Spinelli was the only guy to sign on full-time at Time Inc, and he ran a small, super hardworking video team to keep things going through 2017 and 2018 as budgets kept shrinking.

In early 2018, Time sold itself to Meredith, another publishing conglomerate. I was working here as a staff writer at the time, and I remember getting on the conference call when some executive informed us that Meredith was just not interested in The Drive or cars. They planned to shut us down completely in nine months unless we could find a buyer. Meanwhile, one of the few things we had to put on the channel was trailers for the NBC Sports show, which kept getting renewed to everyone’s amazement and joy—but we couldn’t put the full clips on YouTube because NBC owned them. People loved that.

Amazingly, we did find a buyer—a group of private investors swooped in and saved us. We spent 2019 retooling as a small independent media company, fixing a lot of Time Inc’s mistakes, setting up the site for growth, and preparing to dive back into YouTube in a big way. We started testing the waters that fall, confident that 2020 would be our year. The world had other ideas.

Once again, the timing just didn’t work out. The site was the business by that point, and the channel went dormant save for a few random uploads. Overall, our story is littered with just an incredible amount of missed opportunities and what ifs. Sliding doors, as they say. But the past is the past. The present is calling.

Today: The Relaunch

Our mission has always been to explore, chronicle, and celebrate car culture. In the five years I’ve been running The Drive, I’ve watched the poles shift; new cars themselves, with some big exceptions, don’t really drive car culture anymore. Whether it’s because they’re too expensive, too techy, too crossover-y, too electric, too overstyled, you name it—people aren’t as stoked about new models anymore. Tech and design can be fascinating, but it doesn’t pull like the old stuff.

When we launched in 2012, the industry was in peak internal combustion, the average new car price was around $30,000, and screens were still decently sized. Today, it’s convulsing with change, that average price is nearly $49,000, and screens are your whole dashboard. 

Which is fine, if you like that! But it’s not producing car culture. No, car culture today is being rebuilt and defined by enthusiasts doing their own thing, finding their own joys, and finding ways to connect with others over the shared passion. It’s starting to feel a little like us against the world out there, right?

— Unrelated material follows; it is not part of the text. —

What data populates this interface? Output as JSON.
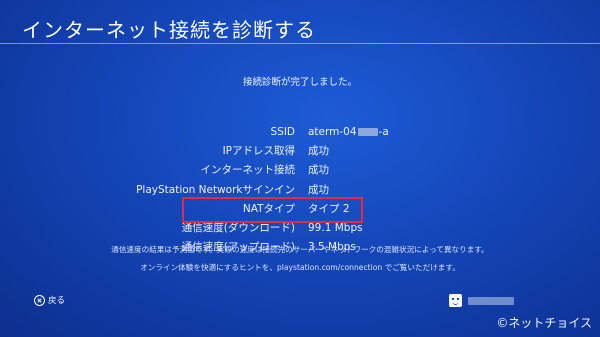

So that’s what we’re here to celebrate with our first new series called Carisma. Produced by the talented Tom Gorelik, each episode will profile an enthusiast and their ride to explore how their car defines them and their place in the culture. Beautiful visuals, deep conversations. The car world can feel tribal, and you may not think you can just go up to someone with wildly different tastes and talk about it. But given the chance to step into the mind of another car nut, you’ll see we connect with our machines in the exact same ways, if not over the exact same things.

We’re also going to launch a series built on the incredible longform feature storytelling we’ve done here, visual explainers breaking down some of the best tales from the last century-plus of cars and transportation. We’ll revisit some of our favorite stories published here and mix in new ones as we go.

This is just a start. I want to thank you for reading, watching, and hopefully trusting what I’m saying. We’re building something new on the defining legacy of /DRIVE and trying like hell to do right by it. It’s daunting, but the moment demands the same spirit that turned us into a pioneer all those years ago. Let’s do this.